USD/JPY has posted considerable losses on Tuesday, losing 0.84 percent. In the North American session, USD/JPY is trading at 109.60, marking a 6-month low for the pair. On the release front, Japanese Average Cash Earnings posted a gain of 0.5%, above the forecast of 0.3%. In the US, there was good news from the employment front, as JOLTS Jobs Openings jumped to 6.04 million, crushing the estimate of 5.65 million.

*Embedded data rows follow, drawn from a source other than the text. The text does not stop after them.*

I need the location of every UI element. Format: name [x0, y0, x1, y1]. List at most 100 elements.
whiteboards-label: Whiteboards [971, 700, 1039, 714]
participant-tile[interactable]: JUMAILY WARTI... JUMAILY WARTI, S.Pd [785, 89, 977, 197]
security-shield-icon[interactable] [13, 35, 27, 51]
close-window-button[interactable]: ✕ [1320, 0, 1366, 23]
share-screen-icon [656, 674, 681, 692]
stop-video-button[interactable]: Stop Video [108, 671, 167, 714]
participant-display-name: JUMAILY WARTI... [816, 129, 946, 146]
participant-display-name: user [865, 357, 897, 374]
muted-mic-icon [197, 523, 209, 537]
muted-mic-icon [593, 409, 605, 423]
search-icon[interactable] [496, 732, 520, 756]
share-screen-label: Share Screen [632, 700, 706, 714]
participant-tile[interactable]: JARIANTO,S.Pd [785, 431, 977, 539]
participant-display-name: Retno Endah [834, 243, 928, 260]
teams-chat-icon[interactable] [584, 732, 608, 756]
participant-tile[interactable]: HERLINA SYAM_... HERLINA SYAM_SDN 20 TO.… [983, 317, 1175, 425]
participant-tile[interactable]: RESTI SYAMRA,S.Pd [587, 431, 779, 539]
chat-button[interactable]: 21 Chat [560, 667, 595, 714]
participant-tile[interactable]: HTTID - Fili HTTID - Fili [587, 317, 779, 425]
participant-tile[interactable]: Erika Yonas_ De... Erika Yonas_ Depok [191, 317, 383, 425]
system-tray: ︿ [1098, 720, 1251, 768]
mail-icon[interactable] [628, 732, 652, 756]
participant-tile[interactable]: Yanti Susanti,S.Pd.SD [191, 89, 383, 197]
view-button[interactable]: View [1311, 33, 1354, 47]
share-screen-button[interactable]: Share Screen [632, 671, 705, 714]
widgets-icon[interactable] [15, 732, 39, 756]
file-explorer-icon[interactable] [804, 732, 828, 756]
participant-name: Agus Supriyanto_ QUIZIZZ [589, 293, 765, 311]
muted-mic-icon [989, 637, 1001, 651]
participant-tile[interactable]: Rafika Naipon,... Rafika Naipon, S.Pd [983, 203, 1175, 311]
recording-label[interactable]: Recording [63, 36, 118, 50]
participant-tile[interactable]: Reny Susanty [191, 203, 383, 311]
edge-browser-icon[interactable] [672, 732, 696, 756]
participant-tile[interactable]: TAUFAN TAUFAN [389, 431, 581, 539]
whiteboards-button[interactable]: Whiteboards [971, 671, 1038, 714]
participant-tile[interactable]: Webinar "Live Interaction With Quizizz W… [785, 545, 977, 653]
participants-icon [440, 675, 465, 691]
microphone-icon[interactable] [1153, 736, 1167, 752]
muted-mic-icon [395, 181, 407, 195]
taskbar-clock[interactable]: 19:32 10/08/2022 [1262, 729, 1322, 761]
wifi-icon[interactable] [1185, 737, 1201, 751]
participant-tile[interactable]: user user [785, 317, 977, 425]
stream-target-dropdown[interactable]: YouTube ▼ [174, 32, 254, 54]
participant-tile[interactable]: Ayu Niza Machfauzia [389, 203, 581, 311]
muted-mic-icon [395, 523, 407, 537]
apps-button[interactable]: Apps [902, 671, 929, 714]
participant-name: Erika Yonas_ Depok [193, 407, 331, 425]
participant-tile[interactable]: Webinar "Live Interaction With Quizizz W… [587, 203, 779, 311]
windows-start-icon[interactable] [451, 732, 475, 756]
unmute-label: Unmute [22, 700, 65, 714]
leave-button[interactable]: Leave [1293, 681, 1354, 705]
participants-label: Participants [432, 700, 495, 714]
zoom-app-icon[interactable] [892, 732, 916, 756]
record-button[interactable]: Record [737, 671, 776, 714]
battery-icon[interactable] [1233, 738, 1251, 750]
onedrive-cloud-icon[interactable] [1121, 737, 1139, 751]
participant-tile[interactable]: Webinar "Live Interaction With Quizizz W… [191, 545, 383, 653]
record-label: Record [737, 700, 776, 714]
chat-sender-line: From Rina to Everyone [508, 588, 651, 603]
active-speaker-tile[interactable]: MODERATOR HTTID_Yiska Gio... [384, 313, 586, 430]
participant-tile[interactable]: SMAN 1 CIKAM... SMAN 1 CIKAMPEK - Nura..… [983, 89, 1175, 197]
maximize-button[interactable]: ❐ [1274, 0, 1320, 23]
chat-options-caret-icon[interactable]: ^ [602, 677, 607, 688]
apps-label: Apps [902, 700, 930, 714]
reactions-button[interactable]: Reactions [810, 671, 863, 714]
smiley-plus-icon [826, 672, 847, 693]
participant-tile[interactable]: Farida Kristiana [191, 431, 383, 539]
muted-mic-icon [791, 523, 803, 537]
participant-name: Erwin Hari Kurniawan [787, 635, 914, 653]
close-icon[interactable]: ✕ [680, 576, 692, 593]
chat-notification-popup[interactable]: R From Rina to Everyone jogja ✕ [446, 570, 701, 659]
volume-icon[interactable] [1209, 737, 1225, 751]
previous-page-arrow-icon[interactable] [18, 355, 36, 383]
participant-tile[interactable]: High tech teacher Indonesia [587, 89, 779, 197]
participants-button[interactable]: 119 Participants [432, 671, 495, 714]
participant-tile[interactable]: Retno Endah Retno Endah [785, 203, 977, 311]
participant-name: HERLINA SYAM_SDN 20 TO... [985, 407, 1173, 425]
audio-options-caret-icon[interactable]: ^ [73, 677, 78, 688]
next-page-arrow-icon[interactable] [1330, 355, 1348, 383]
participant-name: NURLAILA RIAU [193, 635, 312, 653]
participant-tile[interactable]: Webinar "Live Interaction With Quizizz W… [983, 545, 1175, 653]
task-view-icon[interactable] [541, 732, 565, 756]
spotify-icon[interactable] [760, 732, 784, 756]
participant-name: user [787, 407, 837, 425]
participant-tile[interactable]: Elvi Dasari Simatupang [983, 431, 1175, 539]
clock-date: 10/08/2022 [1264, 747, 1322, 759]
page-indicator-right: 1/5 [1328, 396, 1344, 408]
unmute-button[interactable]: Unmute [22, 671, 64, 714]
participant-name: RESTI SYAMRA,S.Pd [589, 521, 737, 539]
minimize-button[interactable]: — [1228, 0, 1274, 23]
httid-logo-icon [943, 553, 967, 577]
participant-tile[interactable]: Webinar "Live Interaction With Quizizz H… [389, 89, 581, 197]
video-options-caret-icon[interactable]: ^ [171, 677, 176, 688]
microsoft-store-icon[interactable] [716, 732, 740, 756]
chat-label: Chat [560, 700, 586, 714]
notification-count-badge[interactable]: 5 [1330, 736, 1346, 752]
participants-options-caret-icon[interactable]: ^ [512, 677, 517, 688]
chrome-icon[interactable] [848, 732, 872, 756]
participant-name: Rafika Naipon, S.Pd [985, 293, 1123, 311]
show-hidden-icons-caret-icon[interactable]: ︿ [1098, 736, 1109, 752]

The Japanese yen received a boost on Tuesday, thanks to a solid wage growth report. Average Cash Earnings in April posted a respectable gain of 0.5%, rebounding from a 0.3% decline in the previous release. The dollar has dropped below the 110 level for the first time since April 25. The Japanese economy has shown some improvement, as stronger global demand has buoyed the export and manufacturing sectors. Japan will release Final GDP on Wednesday, and the markets are expecting GDP to be revised upwards to 0.6%, compared to 0.5% in the Preliminary GDP. If the GDP matches or beat this estimate, the yen’s gains could continue.
The Federal Reserve holds its policy meeting next week, and the markets are widely expecting the Fed to raise rates for the second time in 2017. On Monday, the odds of a rate increase stood at 96%, but the odds have dipped to 91%, in response to the dismal Nonfarm Payrolls report on Friday. An increase in interest rates represents a vote of confidence in the US economy, but the Fed continues to have some concerns. Inflation remains stubbornly low, despite a labor market that remains close to capacity. Fed policy makers are also scratching their heads over soft consumer spending, which has not kept pace with high levels of consumer confidence. As for additional rate hikes in the second half of 2017, the markets remain skeptical, with the odds of a September rate hike at just 22%. However, stronger data in the third quarter will likely raise the likelihood a September hike.